While this specification contains many specific implementation details, these should not be construed as limitations on the scope of any invention or of what may be claimed, but rather as descriptions of features that may be specific to particular embodiments of particular inventions. Certain features that are described in this specification in the context of separate embodiments can also be implemented in combination in a single embodiment. Conversely, various features that are described in the context of a single embodiment can also be implemented in multiple embodiments separately or in any suitable subcombination. Moreover, although features may be described herein as acting in certain combinations and even initially claimed as such, one or more features from a claimed combination can in some cases be excised from the combination, and the claimed combination may be directed to a subcombination or variation of a subcombination.

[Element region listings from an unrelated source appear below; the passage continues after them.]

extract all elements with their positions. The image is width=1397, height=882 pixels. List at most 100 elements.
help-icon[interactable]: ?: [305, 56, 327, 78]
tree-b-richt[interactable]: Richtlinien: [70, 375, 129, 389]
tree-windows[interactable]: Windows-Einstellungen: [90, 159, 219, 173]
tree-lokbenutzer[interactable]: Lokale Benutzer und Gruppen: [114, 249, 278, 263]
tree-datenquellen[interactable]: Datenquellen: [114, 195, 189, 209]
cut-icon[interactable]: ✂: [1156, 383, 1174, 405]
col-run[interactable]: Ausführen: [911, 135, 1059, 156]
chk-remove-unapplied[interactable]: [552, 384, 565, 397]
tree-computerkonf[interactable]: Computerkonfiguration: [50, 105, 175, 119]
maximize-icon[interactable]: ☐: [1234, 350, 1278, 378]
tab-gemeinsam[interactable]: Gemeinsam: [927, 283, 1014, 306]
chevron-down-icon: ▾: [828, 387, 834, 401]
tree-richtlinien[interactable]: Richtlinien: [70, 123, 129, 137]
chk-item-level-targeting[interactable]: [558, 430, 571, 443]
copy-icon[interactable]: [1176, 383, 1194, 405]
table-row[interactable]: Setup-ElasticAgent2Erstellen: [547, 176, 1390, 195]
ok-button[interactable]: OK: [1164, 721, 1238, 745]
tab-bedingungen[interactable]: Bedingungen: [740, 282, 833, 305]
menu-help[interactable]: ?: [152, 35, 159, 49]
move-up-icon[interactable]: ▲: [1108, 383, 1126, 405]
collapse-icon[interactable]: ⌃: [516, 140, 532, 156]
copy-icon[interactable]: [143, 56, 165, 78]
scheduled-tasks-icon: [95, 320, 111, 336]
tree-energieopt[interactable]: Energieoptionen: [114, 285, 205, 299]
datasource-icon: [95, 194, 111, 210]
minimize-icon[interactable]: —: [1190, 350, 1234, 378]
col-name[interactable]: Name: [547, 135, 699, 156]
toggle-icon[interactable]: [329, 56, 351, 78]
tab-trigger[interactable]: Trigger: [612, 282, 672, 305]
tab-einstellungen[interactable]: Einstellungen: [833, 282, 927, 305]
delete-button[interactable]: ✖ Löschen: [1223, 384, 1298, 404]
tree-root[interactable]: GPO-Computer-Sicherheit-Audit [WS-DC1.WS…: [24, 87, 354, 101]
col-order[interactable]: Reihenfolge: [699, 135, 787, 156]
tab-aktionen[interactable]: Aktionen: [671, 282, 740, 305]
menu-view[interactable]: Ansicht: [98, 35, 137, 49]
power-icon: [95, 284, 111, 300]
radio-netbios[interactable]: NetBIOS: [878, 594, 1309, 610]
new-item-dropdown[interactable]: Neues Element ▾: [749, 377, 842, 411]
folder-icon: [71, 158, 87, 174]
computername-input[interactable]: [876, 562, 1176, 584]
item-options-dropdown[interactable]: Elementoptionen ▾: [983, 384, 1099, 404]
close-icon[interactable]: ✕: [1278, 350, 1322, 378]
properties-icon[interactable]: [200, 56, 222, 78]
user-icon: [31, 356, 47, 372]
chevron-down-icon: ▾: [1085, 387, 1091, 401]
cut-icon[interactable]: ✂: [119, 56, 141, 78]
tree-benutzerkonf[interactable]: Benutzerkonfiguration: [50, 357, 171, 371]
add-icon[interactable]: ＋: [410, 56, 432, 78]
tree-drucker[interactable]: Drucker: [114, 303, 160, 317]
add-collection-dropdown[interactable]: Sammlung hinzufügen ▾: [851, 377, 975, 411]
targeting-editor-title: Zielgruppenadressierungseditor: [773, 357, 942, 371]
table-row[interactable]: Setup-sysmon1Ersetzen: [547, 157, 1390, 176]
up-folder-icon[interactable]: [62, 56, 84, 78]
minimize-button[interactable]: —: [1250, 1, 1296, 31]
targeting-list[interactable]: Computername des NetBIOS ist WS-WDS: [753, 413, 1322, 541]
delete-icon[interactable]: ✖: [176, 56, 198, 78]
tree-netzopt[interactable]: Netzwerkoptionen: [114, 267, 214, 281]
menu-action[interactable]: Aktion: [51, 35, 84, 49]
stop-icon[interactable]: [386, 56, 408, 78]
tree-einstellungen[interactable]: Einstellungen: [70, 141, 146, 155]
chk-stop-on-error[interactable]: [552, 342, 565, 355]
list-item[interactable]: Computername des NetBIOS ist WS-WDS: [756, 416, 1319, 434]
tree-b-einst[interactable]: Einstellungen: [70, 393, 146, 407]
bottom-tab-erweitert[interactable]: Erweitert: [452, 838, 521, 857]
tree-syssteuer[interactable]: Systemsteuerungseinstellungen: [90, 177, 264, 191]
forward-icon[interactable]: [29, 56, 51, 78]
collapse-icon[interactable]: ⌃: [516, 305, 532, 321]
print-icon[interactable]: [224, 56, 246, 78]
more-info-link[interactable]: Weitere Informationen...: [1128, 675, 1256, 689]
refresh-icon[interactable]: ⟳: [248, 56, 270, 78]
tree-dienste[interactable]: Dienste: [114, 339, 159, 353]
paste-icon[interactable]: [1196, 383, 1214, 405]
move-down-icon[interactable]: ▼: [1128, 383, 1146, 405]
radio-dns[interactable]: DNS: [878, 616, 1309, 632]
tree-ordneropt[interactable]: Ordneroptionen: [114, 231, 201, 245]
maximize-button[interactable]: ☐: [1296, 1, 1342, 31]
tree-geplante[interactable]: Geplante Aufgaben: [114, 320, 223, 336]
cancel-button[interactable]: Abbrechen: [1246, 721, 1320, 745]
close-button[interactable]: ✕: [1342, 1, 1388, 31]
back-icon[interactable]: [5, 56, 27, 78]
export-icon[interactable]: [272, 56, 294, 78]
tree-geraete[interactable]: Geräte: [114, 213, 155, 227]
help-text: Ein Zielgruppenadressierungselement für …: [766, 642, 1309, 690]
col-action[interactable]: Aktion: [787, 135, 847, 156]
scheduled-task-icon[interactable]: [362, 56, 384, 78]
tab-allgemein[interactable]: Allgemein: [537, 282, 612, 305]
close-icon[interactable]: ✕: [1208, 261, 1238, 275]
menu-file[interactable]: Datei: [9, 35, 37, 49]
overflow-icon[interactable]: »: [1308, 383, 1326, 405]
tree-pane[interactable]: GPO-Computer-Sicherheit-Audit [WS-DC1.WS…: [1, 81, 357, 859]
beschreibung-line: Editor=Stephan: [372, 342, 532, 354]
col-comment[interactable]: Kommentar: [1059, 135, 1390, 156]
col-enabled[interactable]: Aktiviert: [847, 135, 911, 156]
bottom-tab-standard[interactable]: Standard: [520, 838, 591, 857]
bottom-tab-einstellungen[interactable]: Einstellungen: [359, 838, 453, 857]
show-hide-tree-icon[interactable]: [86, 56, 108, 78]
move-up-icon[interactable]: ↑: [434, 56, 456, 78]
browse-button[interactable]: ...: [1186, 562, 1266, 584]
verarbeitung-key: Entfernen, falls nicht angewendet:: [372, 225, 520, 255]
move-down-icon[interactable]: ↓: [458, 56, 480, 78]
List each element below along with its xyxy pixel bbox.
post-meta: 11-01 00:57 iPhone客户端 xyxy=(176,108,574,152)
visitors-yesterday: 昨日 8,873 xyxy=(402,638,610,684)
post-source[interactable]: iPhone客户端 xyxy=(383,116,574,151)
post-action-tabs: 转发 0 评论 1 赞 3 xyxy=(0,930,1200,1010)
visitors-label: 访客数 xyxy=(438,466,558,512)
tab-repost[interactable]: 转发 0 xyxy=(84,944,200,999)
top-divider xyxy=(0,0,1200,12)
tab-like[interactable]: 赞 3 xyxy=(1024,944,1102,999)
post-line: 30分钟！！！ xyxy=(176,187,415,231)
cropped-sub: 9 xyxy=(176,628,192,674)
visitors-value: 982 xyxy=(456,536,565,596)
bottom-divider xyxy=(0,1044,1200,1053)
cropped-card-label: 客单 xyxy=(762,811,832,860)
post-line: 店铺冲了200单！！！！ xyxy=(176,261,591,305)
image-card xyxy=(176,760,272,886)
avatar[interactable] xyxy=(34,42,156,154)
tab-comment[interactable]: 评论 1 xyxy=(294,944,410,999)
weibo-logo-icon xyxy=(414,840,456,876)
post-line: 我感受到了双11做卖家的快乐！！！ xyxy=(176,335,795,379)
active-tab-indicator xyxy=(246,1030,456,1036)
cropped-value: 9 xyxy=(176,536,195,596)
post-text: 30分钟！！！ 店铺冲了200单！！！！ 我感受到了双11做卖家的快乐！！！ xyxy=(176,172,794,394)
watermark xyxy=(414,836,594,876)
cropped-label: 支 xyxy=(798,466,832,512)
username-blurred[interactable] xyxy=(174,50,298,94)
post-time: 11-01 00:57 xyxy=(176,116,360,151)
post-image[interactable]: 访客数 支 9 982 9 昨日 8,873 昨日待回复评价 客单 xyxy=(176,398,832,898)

Similarly, while operations are depicted in the drawings in a particular order, this should not be understood as requiring that such operations be performed in the particular order shown or in sequential order, or that all illustrated operations be performed, to achieve desirable results. In certain circumstances, multitasking and parallel processing may be advantageous. Moreover, the separation of various system modules and components in the embodiments described herein should not be understood as requiring such separation in all embodiments, and it should be understood that the described program components and systems can generally be integrated together in a single product or packaged into multiple products.

Particular embodiments of the subject matter have been described. Other embodiments are within the scope of the following claims. For example, the actions recited in the claims can be performed in a different order and still achieve desirable results. As one example, the processes depicted in the accompanying figures do not necessarily require the particular order shown, or sequential order, to achieve desirable results. In certain implementations, multitasking and parallel processing may be advantageous.